Alimentado pelo apoio inesperado da oposição secular da Turquia em favor dos palestinos, Erdogan abandonou seu tom anterior, comedido e abraçou uma retórica mais típica e dramática. Exigindo o fim dos massacres cometidos pelo estado de ocupação, Erdogan não apenas liderou manifestações de rua contra Israel, mas também criticou seus apoiadores.

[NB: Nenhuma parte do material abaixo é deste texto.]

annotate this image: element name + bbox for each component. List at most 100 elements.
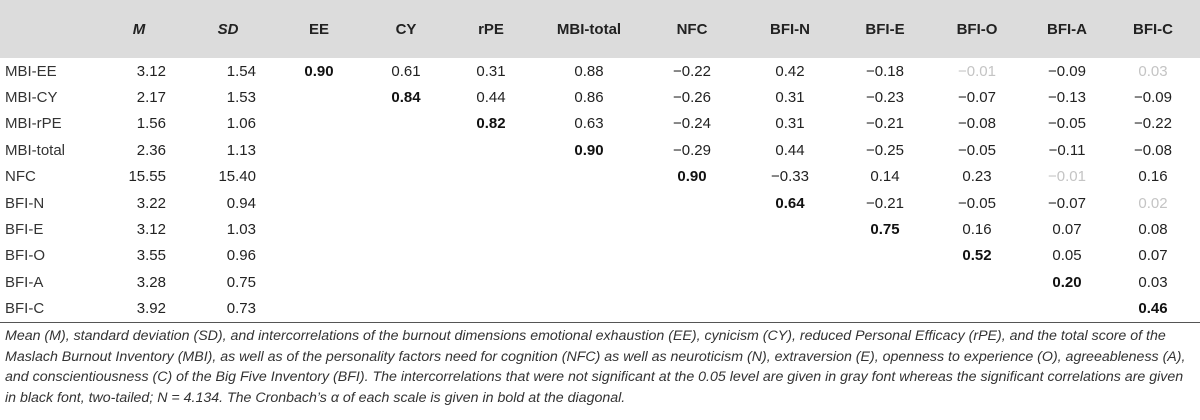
table-cell <box>278 190 370 216</box>
table-cell: 3.92 <box>100 295 188 323</box>
table-cell: 3.22 <box>136 194 166 212</box>
table-cell: 1.13 <box>226 141 256 159</box>
row-label: NFC <box>5 168 36 186</box>
table-cell <box>540 216 648 242</box>
header-mbi-total: MBI-total <box>540 0 648 58</box>
table-cell <box>540 190 648 216</box>
table-cell: −0.23 <box>866 89 904 107</box>
table-cell: 0.90 <box>677 168 707 186</box>
table-cell: 0.16 <box>962 221 992 239</box>
header-corner <box>0 0 100 58</box>
table-row: BFI-O 3.55 0.96 0.52 0.05 0.07 <box>0 243 1200 269</box>
table-row: NFC 15.55 15.40 0.90 −0.33 0.14 0.23 −0.01 0.16 <box>0 164 1200 190</box>
table-cell <box>452 243 540 269</box>
table-cell <box>936 295 1028 323</box>
table-cell: −0.08 <box>1134 141 1172 159</box>
row-label: MBI-total <box>5 141 66 159</box>
table-cell: 3.12 <box>136 62 166 80</box>
table-cell: 3.28 <box>136 273 166 291</box>
table-cell: 0.61 <box>391 62 421 80</box>
table-cell: −0.09 <box>1048 62 1086 80</box>
correlation-table: M SD EE CY rPE MBI-total NFC BFI-N BFI-E… <box>0 0 1200 323</box>
table-cell <box>648 295 746 323</box>
table-cell: 0.05 <box>1052 247 1082 265</box>
table-cell <box>648 216 746 242</box>
table-cell <box>452 190 540 216</box>
table-cell: 0.64 <box>775 194 805 212</box>
table-cell: 0.08 <box>1138 221 1168 239</box>
table-cell: 0.96 <box>226 247 256 265</box>
table-cell: 0.07 <box>1052 221 1082 239</box>
table-cell <box>540 269 648 295</box>
header-row: M SD EE CY rPE MBI-total NFC BFI-N BFI-E… <box>0 0 1200 58</box>
table-cell: −0.07 <box>958 89 996 107</box>
table-cell: 0.16 <box>1138 168 1168 186</box>
table-cell <box>746 269 844 295</box>
table-row: MBI-total 2.36 1.13 0.90 −0.29 0.44 −0.25 −0.05… <box>0 137 1200 163</box>
table-cell: −0.26 <box>673 89 711 107</box>
row-label: MBI-CY <box>5 89 58 107</box>
table-cell: 2.36 <box>136 141 166 159</box>
table-cell <box>370 111 452 137</box>
header-bfi-o: BFI-O <box>936 0 1028 58</box>
table-cell <box>1028 295 1116 323</box>
table-cell: 3.12 <box>136 221 166 239</box>
table-cell <box>370 164 452 190</box>
table-cell: 2.17 <box>136 89 166 107</box>
table-cell: −0.21 <box>866 194 904 212</box>
table-cell: −0.07 <box>1048 194 1086 212</box>
table-cell <box>844 269 936 295</box>
row-label: BFI-E <box>5 221 44 239</box>
table-cell: 0.31 <box>775 89 805 107</box>
table-cell: 0.94 <box>226 194 256 212</box>
table-cell: 0.42 <box>775 62 805 80</box>
header-cy: CY <box>370 0 452 58</box>
table-cell <box>278 216 370 242</box>
table-cell: 0.02 <box>1138 194 1168 212</box>
row-label: BFI-O <box>5 247 45 265</box>
correlation-table-container: M SD EE CY rPE MBI-total NFC BFI-N BFI-E… <box>0 0 1200 323</box>
table-cell: −0.21 <box>866 115 904 133</box>
table-cell <box>936 269 1028 295</box>
table-cell <box>648 190 746 216</box>
table-cell <box>278 295 370 323</box>
header-rpe: rPE <box>452 0 540 58</box>
table-cell <box>278 164 370 190</box>
table-cell <box>452 137 540 163</box>
table-cell: −0.25 <box>866 141 904 159</box>
table-cell <box>540 164 648 190</box>
table-cell: 0.75 <box>226 273 256 291</box>
table-cell: 1.06 <box>226 115 256 133</box>
table-cell <box>370 269 452 295</box>
table-cell <box>370 295 452 323</box>
row-label: MBI-rPE <box>5 115 62 133</box>
table-cell: 0.63 <box>574 115 604 133</box>
table-cell: 1.03 <box>226 221 256 239</box>
table-cell: 1.53 <box>226 89 256 107</box>
table-cell <box>370 190 452 216</box>
table-cell <box>746 216 844 242</box>
table-cell <box>746 295 844 323</box>
table-cell: −0.22 <box>673 62 711 80</box>
table-cell: −0.09 <box>1134 89 1172 107</box>
table-cell: 15.40 <box>218 168 256 186</box>
table-cell <box>278 111 370 137</box>
table-row: MBI-EE 3.12 1.54 0.90 0.61 0.31 0.88 −0.22 0.42 −… <box>0 58 1200 84</box>
table-cell <box>648 269 746 295</box>
row-label: BFI-C <box>0 295 100 323</box>
table-cell <box>540 243 648 269</box>
table-cell: −0.22 <box>1134 115 1172 133</box>
table-cell: −0.01 <box>958 62 996 80</box>
table-cell: 0.46 <box>1116 295 1200 323</box>
table-row: BFI-E 3.12 1.03 0.75 0.16 0.07 0.08 <box>0 216 1200 242</box>
row-label: BFI-A <box>5 273 44 291</box>
header-bfi-e: BFI-E <box>844 0 936 58</box>
table-cell <box>746 243 844 269</box>
header-bfi-n: BFI-N <box>746 0 844 58</box>
table-cell: −0.33 <box>771 168 809 186</box>
header-nfc: NFC <box>648 0 746 58</box>
table-cell: 0.31 <box>476 62 506 80</box>
table-cell: −0.05 <box>1048 115 1086 133</box>
table-cell <box>278 269 370 295</box>
table-cell <box>452 216 540 242</box>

No entanto, fiel ao estilo de Erdogan, a retórica elevada não se traduziu em ação tangível. Em vez disso, parece projetada para gerenciar a opinião pública turca e ressaltar o papel potencial de Ancara em qualquer resolução do conflito. Reconhecendo a probabilidade de uma mudança política interna em Israel que acabaria com a carreira política de Benjamin Netanyahu, Erdogan concentrou estrategicamente seus ataques no primeiro-ministro israelense – comparando Netanyahu a Adolf Hitler – enquanto mantinha relações comerciais normais com o governo israelense.

Ignorando Bibi, mas o dinheiro fala 

Em um movimento ousado em 3 de novembro, ao retirar o embaixador turco em Israel, Erdogan declarou: “Netanyahu não é mais alguém com quem possamos conversar. Nós o descartamos.” Apesar dessa renúncia diplomática, o comércio entre a Turquia e Israel continua a florescer, com as exportações turcas para Israel subindo 34,8% em dezembro – de US$ 319,5 milhões em novembro para US$ 430,6 milhões em dezembro – superando até mesmo o nível pré-conflito de US$ 408,3 milhões.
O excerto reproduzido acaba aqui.